Next week Hadoop World takes place in New York City. The big event follows on the heels of the official gold release last week of Apache Hadoop 2.0, which significantly overhauls the MapReduce programming model for processing large data sets with a parallel, distributed algorithm on a cluster.
Sitting on top of the Hadoop Distributed File System (HDFS), YARN (Yet-Another-Resource-Negotiator) is meant to perform as a large-scale, distributed operating system for big data applications. Multiple apps can now run at the same time in Hadoop, with the global ResourceManager and NodeManager providing a generic system for managing the applications in a distributed way.
Among the YARN-ready applications is Apache Giraph, an iterative graph processing system built for high scalability – and the programming framework that helps Facebook with its Graph Search service of connections across friends, subscriptions, and so on, providing the means for it to express a wide range of graph algorithms in a simple way and scale them to massive datasets. Facebook explained in a post in August that it had modified and used Giraph to analyze a trillion edges, or connections between different entities, in under four minutes.
Also ported over to run on YARN is Spark, an open source cluster computing system that aims to make data analytics fast to run and fast to write, and which was initially developed for iterative algorithms like those common in machine learning, as well as interactive data mining. Spark’s heritage is at UC Berkeley, and according to this report, the professors behind it are now cooking up stealth startup Databricks, whose web site notes that it plans to use the Apache Spark platform to “transform large-scale data analysis.”

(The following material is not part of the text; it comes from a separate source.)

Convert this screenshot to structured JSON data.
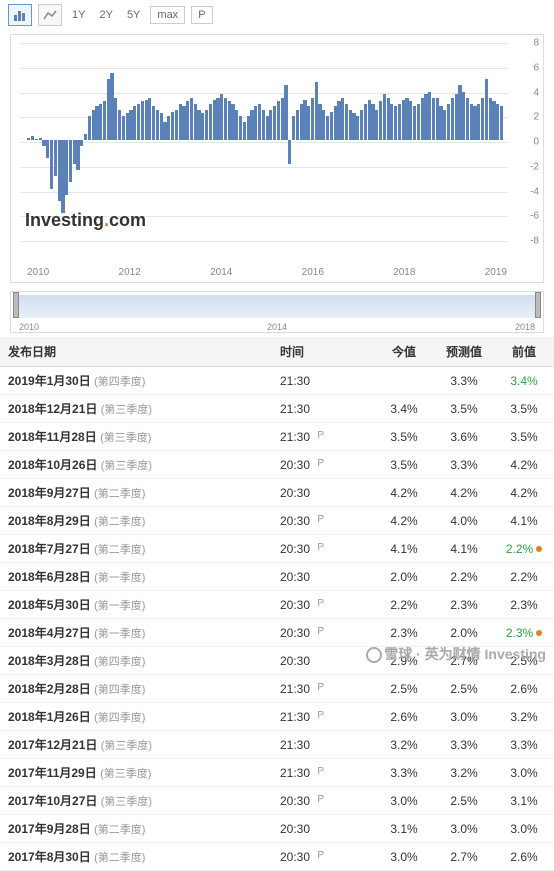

Apache HAMA is included in the YARN-powered apps, as well. The latest Hadoop 2-compatible release of the computing framework on top of HDFS for massive scientific computations such as matrix, graph and network algorithms, which came earlier this month, adds new features such as new Bulk Synchronous Parallel-based Machine Learning algorithms (Clustering and NeuralNetwork) and dynamic graph APIs.
Speaking of machine learning and Hadoop, news comes this week that Skytree’s Skytree Server (which The Semantic Web Blog initially discussed here) now integrates with Apache Hadoop to identify and deliver data insights and advanced analytics via machine learning methods in any Hadoop environment. It’s also built partnerships with Hortonworks as the first machine learning vendor certified on Hortonworks Data Platform 2.0.
Released yesterday, the product from a leading voice in the enterprise Apache Hadoop community Is purported to be the first commercial distribution built on the Hadoop 2 release delivering the YARN-based architecture of Hadoop 2. Other partnerships Skytree announced were with MapR Technologies to provide enterprises with easy and fast access to high performance machine learning on Hadoop distributions.